Alors le procureur, ému tout comme les autres,
commença la lecture d’une voix mesurée dont la petite musique s’écoula en
circonvolutions, en arabesques contrapunctiques, en mélodieuses mélopées
doctorales de détenteur du droit romain.
Porthos, après une profession de foi des plus
chrétiennes, ce qui d’évidence soulignait sa qualité première, sa non
appartenance au parti libertin (il se refusait comme d’Artagnan à entrecouper
son verbe haut et franc d’interjections à la gasconne, de ces mordiou, ces jarnidiou ne manquant toutefois ni de panache, ni de caractère)
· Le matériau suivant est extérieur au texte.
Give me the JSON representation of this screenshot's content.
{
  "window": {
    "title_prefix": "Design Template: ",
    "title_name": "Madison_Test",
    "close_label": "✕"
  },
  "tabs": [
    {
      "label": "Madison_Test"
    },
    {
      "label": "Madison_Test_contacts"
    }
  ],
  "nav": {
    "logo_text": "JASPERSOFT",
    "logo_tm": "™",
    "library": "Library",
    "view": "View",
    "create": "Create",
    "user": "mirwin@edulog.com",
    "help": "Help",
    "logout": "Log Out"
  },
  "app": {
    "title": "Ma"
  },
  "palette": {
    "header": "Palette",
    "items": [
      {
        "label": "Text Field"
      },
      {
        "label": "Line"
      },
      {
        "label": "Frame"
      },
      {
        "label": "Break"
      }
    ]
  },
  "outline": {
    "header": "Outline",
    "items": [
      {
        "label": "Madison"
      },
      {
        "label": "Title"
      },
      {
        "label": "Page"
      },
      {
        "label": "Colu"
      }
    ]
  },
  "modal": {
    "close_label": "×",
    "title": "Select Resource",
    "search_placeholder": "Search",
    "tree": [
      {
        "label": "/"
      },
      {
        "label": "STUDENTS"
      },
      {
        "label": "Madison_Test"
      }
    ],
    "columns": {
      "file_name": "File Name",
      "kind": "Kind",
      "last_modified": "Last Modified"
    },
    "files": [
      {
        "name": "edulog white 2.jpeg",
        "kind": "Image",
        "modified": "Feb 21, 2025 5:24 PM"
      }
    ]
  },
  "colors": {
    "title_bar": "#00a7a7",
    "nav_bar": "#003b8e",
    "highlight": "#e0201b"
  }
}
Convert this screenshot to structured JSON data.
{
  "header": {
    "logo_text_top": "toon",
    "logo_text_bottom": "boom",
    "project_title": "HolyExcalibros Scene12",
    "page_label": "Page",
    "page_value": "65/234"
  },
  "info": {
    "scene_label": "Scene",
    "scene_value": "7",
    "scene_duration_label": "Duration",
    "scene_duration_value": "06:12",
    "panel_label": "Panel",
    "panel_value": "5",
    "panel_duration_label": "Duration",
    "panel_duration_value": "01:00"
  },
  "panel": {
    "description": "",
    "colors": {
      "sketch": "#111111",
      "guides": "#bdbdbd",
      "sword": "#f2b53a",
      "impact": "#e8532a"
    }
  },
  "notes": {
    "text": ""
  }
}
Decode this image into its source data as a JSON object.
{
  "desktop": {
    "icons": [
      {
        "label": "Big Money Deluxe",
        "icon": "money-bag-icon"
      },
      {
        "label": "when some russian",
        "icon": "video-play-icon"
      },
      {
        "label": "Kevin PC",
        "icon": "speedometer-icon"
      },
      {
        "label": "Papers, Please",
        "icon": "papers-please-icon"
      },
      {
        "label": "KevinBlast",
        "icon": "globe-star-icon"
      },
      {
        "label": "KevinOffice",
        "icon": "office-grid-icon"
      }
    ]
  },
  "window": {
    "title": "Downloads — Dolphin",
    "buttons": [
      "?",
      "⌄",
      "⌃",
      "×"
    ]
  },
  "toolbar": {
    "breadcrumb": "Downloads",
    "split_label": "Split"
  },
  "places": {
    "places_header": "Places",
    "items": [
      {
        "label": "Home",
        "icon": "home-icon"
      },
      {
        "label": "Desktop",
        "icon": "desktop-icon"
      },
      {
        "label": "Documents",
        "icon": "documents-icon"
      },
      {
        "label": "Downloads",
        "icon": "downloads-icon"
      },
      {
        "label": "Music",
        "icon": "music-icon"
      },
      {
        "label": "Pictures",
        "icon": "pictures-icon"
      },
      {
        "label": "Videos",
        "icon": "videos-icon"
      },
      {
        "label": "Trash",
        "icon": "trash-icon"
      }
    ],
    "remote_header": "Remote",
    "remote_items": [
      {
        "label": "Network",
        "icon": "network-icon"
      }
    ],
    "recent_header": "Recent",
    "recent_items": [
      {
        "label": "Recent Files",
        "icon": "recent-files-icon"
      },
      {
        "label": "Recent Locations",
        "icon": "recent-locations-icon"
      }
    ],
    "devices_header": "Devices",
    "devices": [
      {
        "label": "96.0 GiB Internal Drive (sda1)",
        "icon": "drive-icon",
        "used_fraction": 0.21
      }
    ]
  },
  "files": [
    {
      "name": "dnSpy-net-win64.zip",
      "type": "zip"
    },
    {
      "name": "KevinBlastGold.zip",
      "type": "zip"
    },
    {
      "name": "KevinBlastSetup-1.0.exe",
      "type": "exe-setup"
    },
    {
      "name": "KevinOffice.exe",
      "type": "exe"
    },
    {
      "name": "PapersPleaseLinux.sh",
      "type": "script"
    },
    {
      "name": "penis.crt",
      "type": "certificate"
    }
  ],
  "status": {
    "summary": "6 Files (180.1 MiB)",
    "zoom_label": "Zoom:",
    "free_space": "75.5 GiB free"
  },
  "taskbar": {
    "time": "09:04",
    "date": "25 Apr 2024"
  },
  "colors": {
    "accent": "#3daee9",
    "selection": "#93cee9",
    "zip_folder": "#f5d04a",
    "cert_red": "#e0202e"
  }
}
demandait pardon à ses ennemis du tort qu’il avait pu leur causer. Quelles que
fussent les dimensions de ces torts que je m’imaginasse, je ne parvenais
aucunement penser le brave mousquetaire capable de fourberie, de méchanceté, de
cruauté ; c’eût été plutôt là l’apanage d’un Aramis, habillé, masqué d’hypocrisie,
en bon général des jésuites, parce que Norpois avait rapporté à madame
Verdurin, en bon diplomate rapporteur de potins (et j’effectuais de sitôt un
amalgame entre ce qu’il avait déclaré sotto-voce et les circonstances de
l’élection de l’évêque de Vannes au généralat des jésuites quoique cela fût
officieux) le processus occulte présidant aux élections papales et jésuitiques
de l’ancien temps, ce qui sous-entendait parfois le recours au poison, au
poignard, à la conjuration, ou que les cardinaux hissassent un moribond sur le
trône de Pierre ainsi qu’il en avait été en 1316, en 1503 ou en 1555.
À ce paragraphe testamentaire donc, un rayon
d’inexprimable orgueil glissa des yeux de d’Artagnan car toutes ces
prolégomènes lui rappelaient le vieux soldat et tous ces ennemis de Porthos, terrassés
par sa main vaillante ; il en supputait le nombre, la qualité
gentilhommesque, les titres de
propriété, la hautesse de leur rang, et se disait que Porthos avait fait
sagement de ne pas détailler ses ennemis ou les torts causés à ceux-ci sans
qu’il songeât même à la rancune entretenue parmi la postérité desdits ennemis ;
sans quoi, le besogne eût été trop rude pour le lecteur mais également pour
moi-même. Peut-être Porthos avait-il contribué à l’extinction de races, de
lignées épuisées, gâtées en leur sang éthéré, lignages qui eussent renforcé
cent trente années plus tard les rangs de la contre-révolution, anticipant
involontairement ce que l’on nomme le darwinisme, la sélection naturelle, car
ce bon colosse était une force de la nature.
Et je devinais la raison pour laquelle les ultras de Charles X avaient été
vaincus : leur clan s’était retrouvé appauvri, non point par la
guillotine, mais déjà par les exploits de Porthos, ce qui renforçait ma
conviction intime au sujet du républicanisme d’Alexandre Dumas. De
l’aristocratie matée par le fer du géant ne demeuraient que nos résidus des
salons, où le verbiage artificieux avait succédé aux bravades des Grands,
salons dont j’étais revenu après m’y être fourvoyé.
Venait alors l’énumération suivante que je rapporte
tout de même :
Je possède à l’heure qu’il est, par
la grâce de Dieu :
1° Le domaine de Pierrefonds,
terres, bois, prés, eaux, forêts, entourés de bons murs ;
2° Le domaine de Bracieux, château,
forêts, terres labourables, formant trois fermes ;
3° La petite terre du Vallon, ainsi
nommée, parce qu’elle est dans le vallon…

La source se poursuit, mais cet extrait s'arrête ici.